Frischen Mutes startete ich also das neue Photogenics 5.0, in der Hoffnung, dass nun endlich auch das Laden und Speichern von GIFs funktionierte, schließlich wurde es auf der Homepage angepriesen, aber was passierte als erstes beim Laden eines GIF-Images? Ja, genau richtig geraten, es kommt eine Fehlermeldung, dass dieses Format nicht unterstützt wird, zur Sicherheit habe ich mich noch mal bei den Speichermodulen vergewissert, ob vielleicht ein GIF-Saver vorhanden ist, aber auch Fehlanzeige, weiterhin keine Unterstützung.

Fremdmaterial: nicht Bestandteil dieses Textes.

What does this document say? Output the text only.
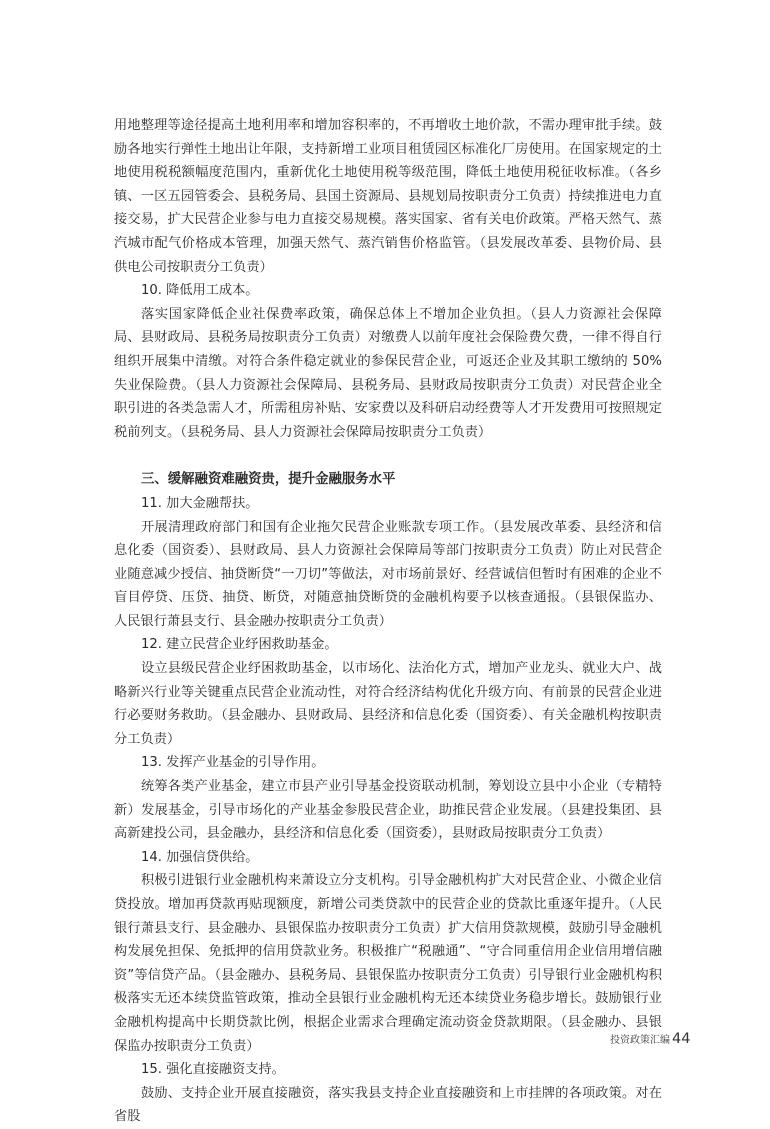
用地整理等途径提高土地利用率和增加容积率的，不再增收土地价款，不需办理审批手续。鼓励各地实行弹性土地出让年限，支持新增工业项目租赁园区标准化厂房使用。在国家规定的土地使用税税额幅度范围内，重新优化土地使用税等级范围，降低土地使用税征收标准。（各乡镇、一区五园管委会、县税务局、县国土资源局、县规划局按职责分工负责）持续推进电力直接交易，扩大民营企业参与电力直接交易规模。落实国家、省有关电价政策。严格天然气、蒸汽城市配气价格成本管理，加强天然气、蒸汽销售价格监管。（县发展改革委、县物价局、县供电公司按职责分工负责）

10. 降低用工成本。

落实国家降低企业社保费率政策，确保总体上不增加企业负担。（县人力资源社会保障局、县财政局、县税务局按职责分工负责）对缴费人以前年度社会保险费欠费，一律不得自行组织开展集中清缴。对符合条件稳定就业的参保民营企业，可返还企业及其职工缴纳的 50% 失业保险费。（县人力资源社会保障局、县税务局、县财政局按职责分工负责）对民营企业全职引进的各类急需人才，所需租房补贴、安家费以及科研启动经费等人才开发费用可按照规定税前列支。（县税务局、县人力资源社会保障局按职责分工负责）

三、缓解融资难融资贵，提升金融服务水平

11. 加大金融帮扶。

开展清理政府部门和国有企业拖欠民营企业账款专项工作。（县发展改革委、县经济和信息化委（国资委）、县财政局、县人力资源社会保障局等部门按职责分工负责）防止对民营企业随意减少授信、抽贷断贷“一刀切”等做法，对市场前景好、经营诚信但暂时有困难的企业不盲目停贷、压贷、抽贷、断贷，对随意抽贷断贷的金融机构要予以核查通报。（县银保监办、人民银行萧县支行、县金融办按职责分工负责）

12. 建立民营企业纾困救助基金。

设立县级民营企业纾困救助基金，以市场化、法治化方式，增加产业龙头、就业大户、战略新兴行业等关键重点民营企业流动性，对符合经济结构优化升级方向、有前景的民营企业进行必要财务救助。（县金融办、县财政局、县经济和信息化委（国资委）、有关金融机构按职责分工负责）

13. 发挥产业基金的引导作用。

统筹各类产业基金，建立市县产业引导基金投资联动机制，筹划设立县中小企业（专精特新）发展基金，引导市场化的产业基金参股民营企业，助推民营企业发展。（县建投集团、县高新建投公司，县金融办，县经济和信息化委（国资委），县财政局按职责分工负责）

14. 加强信贷供给。

积极引进银行业金融机构来萧设立分支机构。引导金融机构扩大对民营企业、小微企业信贷投放。增加再贷款再贴现额度，新增公司类贷款中的民营企业的贷款比重逐年提升。（人民银行萧县支行、县金融办、县银保监办按职责分工负责）扩大信用贷款规模，鼓励引导金融机构发展免担保、免抵押的信用贷款业务。积极推广“税融通”、“守合同重信用企业信用增信融资”等信贷产品。（县金融办、县税务局、县银保监办按职责分工负责）引导银行业金融机构积极落实无还本续贷监管政策，推动全县银行业金融机构无还本续贷业务稳步增长。鼓励银行业金融机构提高中长期贷款比例，根据企业需求合理确定流动资金贷款期限。（县金融办、县银保监办按职责分工负责）

15. 强化直接融资支持。

鼓励、支持企业开展直接融资，落实我县支持企业直接融资和上市挂牌的各项政策。对在省股

投资政策汇编 44
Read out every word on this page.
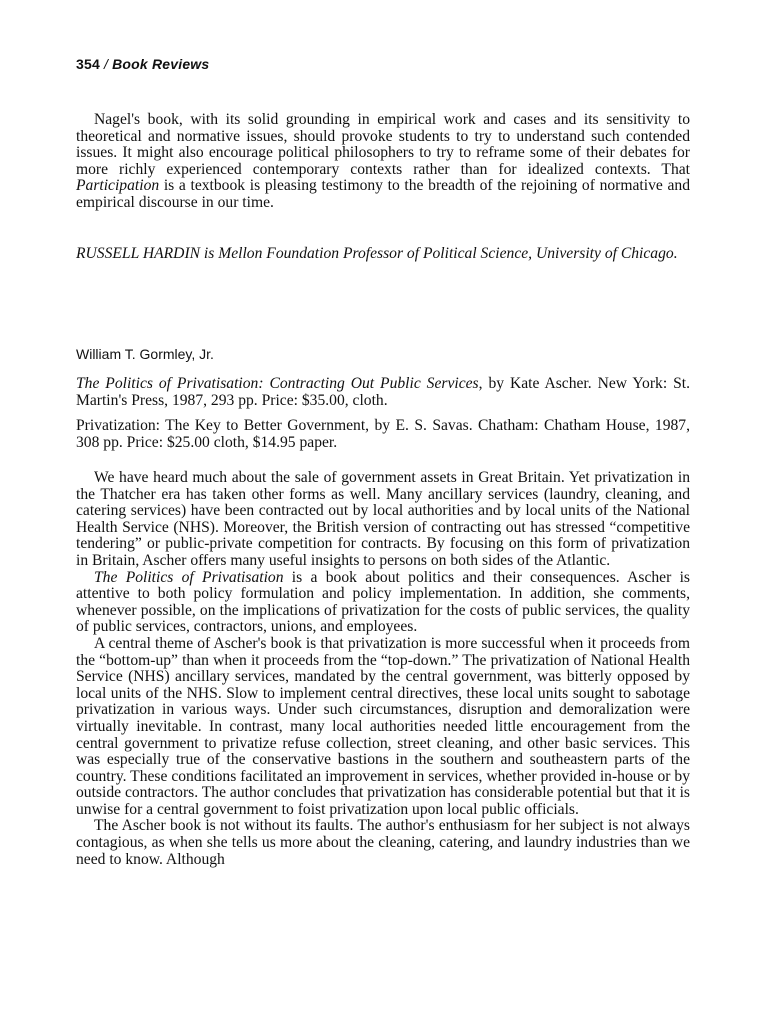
354 / Book Reviews

Nagel's book, with its solid grounding in empirical work and cases and its sensitivity to theoretical and normative issues, should provoke students to try to understand such contended issues. It might also encourage political philosophers to try to reframe some of their debates for more richly experienced contemporary contexts rather than for idealized contexts. That Participation is a textbook is pleasing testimony to the breadth of the rejoining of normative and empirical discourse in our time.

RUSSELL HARDIN is Mellon Foundation Professor of Political Science, University of Chicago.

William T. Gormley, Jr.

The Politics of Privatisation: Contracting Out Public Services, by Kate Ascher. New York: St. Martin's Press, 1987, 293 pp. Price: $35.00, cloth.

Privatization: The Key to Better Government, by E. S. Savas. Chatham: Chatham House, 1987, 308 pp. Price: $25.00 cloth, $14.95 paper.

We have heard much about the sale of government assets in Great Britain. Yet privatization in the Thatcher era has taken other forms as well. Many ancillary services (laundry, cleaning, and catering services) have been contracted out by local authorities and by local units of the National Health Service (NHS). Moreover, the British version of contracting out has stressed “competitive tendering” or public-private competition for contracts. By focusing on this form of privatization in Britain, Ascher offers many useful insights to persons on both sides of the Atlantic.

The Politics of Privatisation is a book about politics and their consequences. Ascher is attentive to both policy formulation and policy implementation. In addition, she comments, whenever possible, on the implications of privatization for the costs of public services, the quality of public services, contractors, unions, and employees.

A central theme of Ascher's book is that privatization is more successful when it proceeds from the “bottom-up” than when it proceeds from the “top-down.” The privatization of National Health Service (NHS) ancillary services, mandated by the central government, was bitterly opposed by local units of the NHS. Slow to implement central directives, these local units sought to sabotage privatization in various ways. Under such circumstances, disruption and demoralization were virtually inevitable. In contrast, many local authorities needed little encouragement from the central government to privatize refuse collection, street cleaning, and other basic services. This was especially true of the conservative bastions in the southern and southeastern parts of the country. These conditions facilitated an improvement in services, whether provided in-house or by outside contractors. The author concludes that privatization has considerable potential but that it is unwise for a central government to foist privatization upon local public officials.

The Ascher book is not without its faults. The author's enthusiasm for her subject is not always contagious, as when she tells us more about the cleaning, catering, and laundry industries than we need to know. Although
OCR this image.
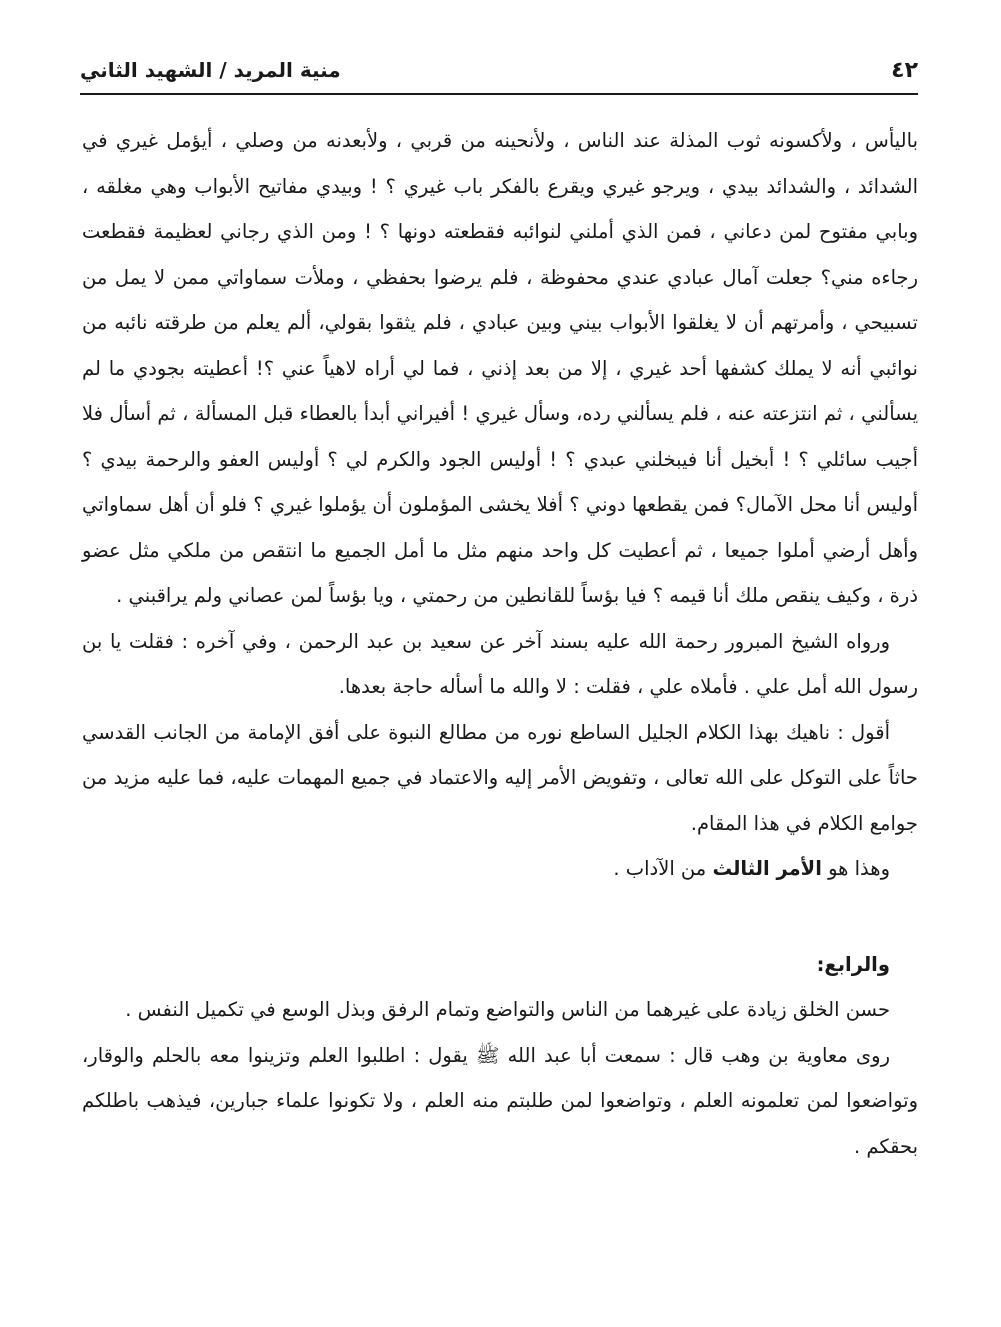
٤٢
منية المريد / الشهيد الثاني

باليأس ، ولأكسونه ثوب المذلة عند الناس ، ولأنحينه من قربي ، ولأبعدنه من وصلي ، أيؤمل غيري في الشدائد ، والشدائد بيدي ، ويرجو غيري ويقرع بالفكر باب غيري ؟ ! وبيدي مفاتيح الأبواب وهي مغلقه ، وبابي مفتوح لمن دعاني ، فمن الذي أملني لنوائبه فقطعته دونها ؟ ! ومن الذي رجاني لعظيمة فقطعت رجاءه مني؟ جعلت آمال عبادي عندي محفوظة ، فلم يرضوا بحفظي ، وملأت سماواتي ممن لا يمل من تسبيحي ، وأمرتهم أن لا يغلقوا الأبواب بيني وبين عبادي ، فلم يثقوا بقولي، ألم يعلم من طرقته نائبه من نوائبي أنه لا يملك كشفها أحد غيري ، إلا من بعد إذني ، فما لي أراه لاهياً عني ؟! أعطيته بجودي ما لم يسألني ، ثم انتزعته عنه ، فلم يسألني رده، وسأل غيري ! أفيراني أبدأ بالعطاء قبل المسألة ، ثم أسأل فلا أجيب سائلي ؟ ! أبخيل أنا فيبخلني عبدي ؟ ! أوليس الجود والكرم لي ؟ أوليس العفو والرحمة بيدي ؟ أوليس أنا محل الآمال؟ فمن يقطعها دوني ؟ أفلا يخشى المؤملون أن يؤملوا غيري ؟ فلو أن أهل سماواتي وأهل أرضي أملوا جميعا ، ثم أعطيت كل واحد منهم مثل ما أمل الجميع ما انتقص من ملكي مثل عضو ذرة ، وكيف ينقص ملك أنا قيمه ؟ فيا بؤساً للقانطين من رحمتي ، ويا بؤساً لمن عصاني ولم يراقبني .

ورواه الشيخ المبرور رحمة الله عليه بسند آخر عن سعيد بن عبد الرحمن ، وفي آخره : فقلت يا بن رسول الله أمل علي . فأملاه علي ، فقلت : لا والله ما أسأله حاجة بعدها.

أقول : ناهيك بهذا الكلام الجليل الساطع نوره من مطالع النبوة على أفق الإمامة من الجانب القدسي حاثاً على التوكل على الله تعالى ، وتفويض الأمر إليه والاعتماد في جميع المهمات عليه، فما عليه مزيد من جوامع الكلام في هذا المقام.

وهذا هو الأمر الثالث من الآداب .

والرابع:

حسن الخلق زيادة على غيرهما من الناس والتواضع وتمام الرفق وبذل الوسع في تكميل النفس .

روى معاوية بن وهب قال : سمعت أبا عبد الله ﷺ يقول : اطلبوا العلم وتزينوا معه بالحلم والوقار، وتواضعوا لمن تعلمونه العلم ، وتواضعوا لمن طلبتم منه العلم ، ولا تكونوا علماء جبارين، فيذهب باطلكم بحقكم .
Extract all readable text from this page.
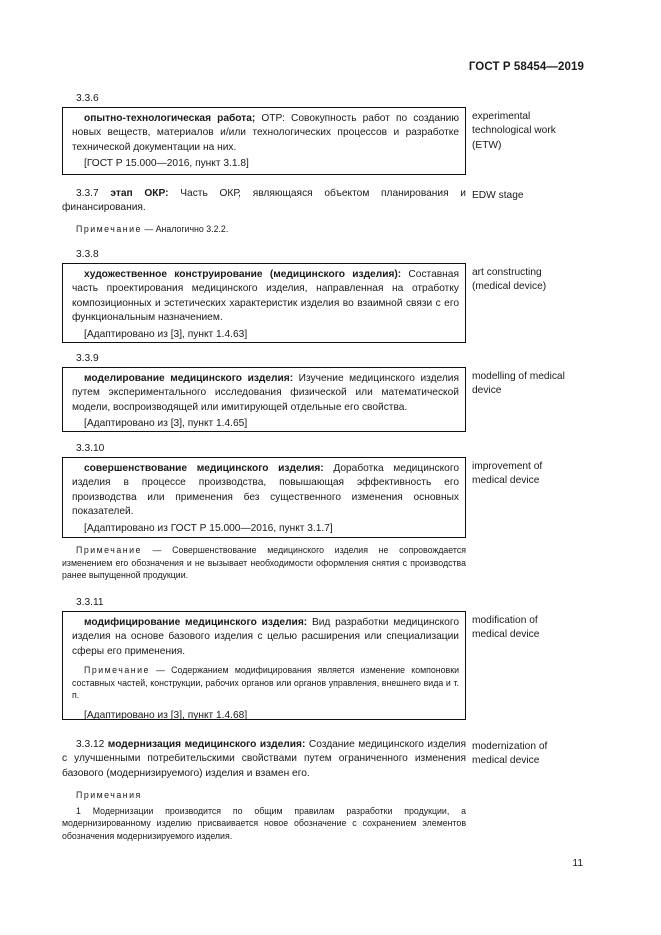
ГОСТ Р 58454—2019
3.3.6

опытно-технологическая работа; ОТР: Совокупность работ по созданию новых веществ, материалов и/или технологических процессов и разработке технической документации на них.

[ГОСТ Р 15.000—2016, пункт 3.1.8]
experimental technological work (ETW)

3.3.7 этап ОКР: Часть ОКР, являющаяся объектом планирования и финансирования.

Примечание — Аналогично 3.2.2.

EDW stage
3.3.8

художественное конструирование (медицинского изделия): Составная часть проектирования медицинского изделия, направленная на отработку композиционных и эстетических характеристик изделия во взаимной связи с его функциональным назначением.

[Адаптировано из [3], пункт 1.4.63]
art constructing (medical device)
3.3.9

моделирование медицинского изделия: Изучение медицинского изделия путем экспериментального исследования физической или математической модели, воспроизводящей или имитирующей отдельные его свойства.

[Адаптировано из [3], пункт 1.4.65]
modelling of medical device
3.3.10

совершенствование медицинского изделия: Доработка медицинского изделия в процессе производства, повышающая эффективность его производства или применения без существенного изменения основных показателей.

[Адаптировано из ГОСТ Р 15.000—2016, пункт 3.1.7]
improvement of medical device

Примечание — Совершенствование медицинского изделия не сопровождается изменением его обозначения и не вызывает необходимости оформления снятия с производства ранее выпущенной продукции.

3.3.11

модифицирование медицинского изделия: Вид разработки медицинского изделия на основе базового изделия с целью расширения или специализации сферы его применения.

Примечание — Содержанием модифицирования является изменение компоновки составных частей, конструкции, рабочих органов или органов управления, внешнего вида и т. п.

[Адаптировано из [3], пункт 1.4.68]
modification of medical device

3.3.12 модернизация медицинского изделия: Создание медицинского изделия с улучшенными потребительскими свойствами путем ограниченного изменения базового (модернизируемого) изделия и взамен его.

Примечания

1 Модернизации производится по общим правилам разработки продукции, а модернизированному изделию присваивается новое обозначение с сохранением элементов обозначения модернизируемого изделия.

modernization of medical device
11
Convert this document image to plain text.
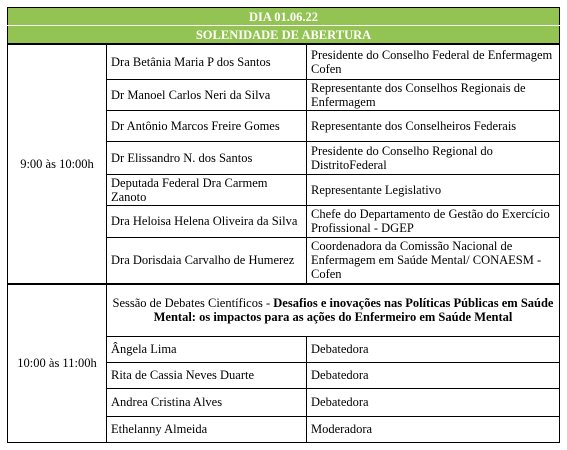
DIA 01.06.22		
SOLENIDADE DE ABERTURA		
9:00 às 10:00h	Dra Betânia Maria P dos Santos	Presidente do Conselho Federal de Enfermagem Cofen
	Dr Manoel Carlos Neri da Silva	Representante dos Conselhos Regionais de Enfermagem
	Dr Antônio Marcos Freire Gomes	Representante dos Conselheiros Federais
	Dr Elissandro N. dos Santos	Presidente do Conselho Regional do DistritoFederal
	Deputada Federal Dra Carmem Zanoto	Representante Legislativo
	Dra Heloisa Helena Oliveira da Silva	Chefe do Departamento de Gestão do Exercício Profissional - DGEP
	Dra Dorisdaia Carvalho de Humerez	Coordenadora da Comissão Nacional de Enfermagem em Saúde Mental/ CONAESM - Cofen
10:00 às 11:00h	Sessão de Debates Científicos - Desafios e inovações nas Políticas Públicas em Saúde Mental: os impactos para as ações do Enfermeiro em Saúde Mental	
	Ângela Lima	Debatedora
	Rita de Cassia Neves Duarte	Debatedora
	Andrea Cristina Alves	Debatedora
	Ethelanny Almeida	Moderadora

Gut, kommen wir weiter zu den anderen Funktionen von Photogenics, es bietet jede Modi, mit denen man seine Bilder frisieren kann, den altbekannten Airbrush, Smear, Smudge, Chalk, Watercolor, Sponge, Fire Operatoren, Blur Modes, Color Modes, Convolve Modes, Enhance Modes, Map Modes, Multivision Modes, Retouch Modes, Rub Modes, Stylize Modes und Transform Modes.

Screenshot

Sehr zu empfehlen ist auch die gute Online-Hilfe, welche im HTML-Format gehalten ist, also dementsprechend auch einen Browser auf dem installierten System voraussetzt. Da aber seit OS 3.5 AWeb mitgeliefert wird, gehe ich davon aus, dass diese Hürde von fast jedem Amiga-Besitzer genommen werden kann.

Zu guter Letzt habe ich Photogenics noch einmal einem Stabilitätstest unterzogen, das Ergebnis war leider so, wie ich es erwartet hatte, es läuft auf meinem System (OS 3.9) weiterhin ziemlich instabil, bei verschiedenen Operatoren hat sich mein System einfach aufgehängt, so dass nur noch ein Neustart half. Des weiteren passiert es bei einigen Operatoren, dass bei deren Auswahl diese nicht auf das aktuelle Bild angewandt werden, man also manche Änderungen mehrfach durchführen muss, damit sie auch auf das Bild angewandt werden.

Fazit:

Paul Nolan hat mit der Amiga-Version von Photogenics noch ein ganzes Stück Arbeit vor sich, um es stabil zum Laufen zu bekommen. Sollte das einmal soweit sein, können sich manch andere Programme von Photogenics noch eine Scheibe abschneiden, aber bis dahin werde ich ein anderes Programm nutzen, welches ich mir letztes Jahr auf der Amiga-Messe gekauft habe, das wesentlich stabiler läuft und dank PPC-Unterstützung auch eine höhere Geschwindigkeit bietet.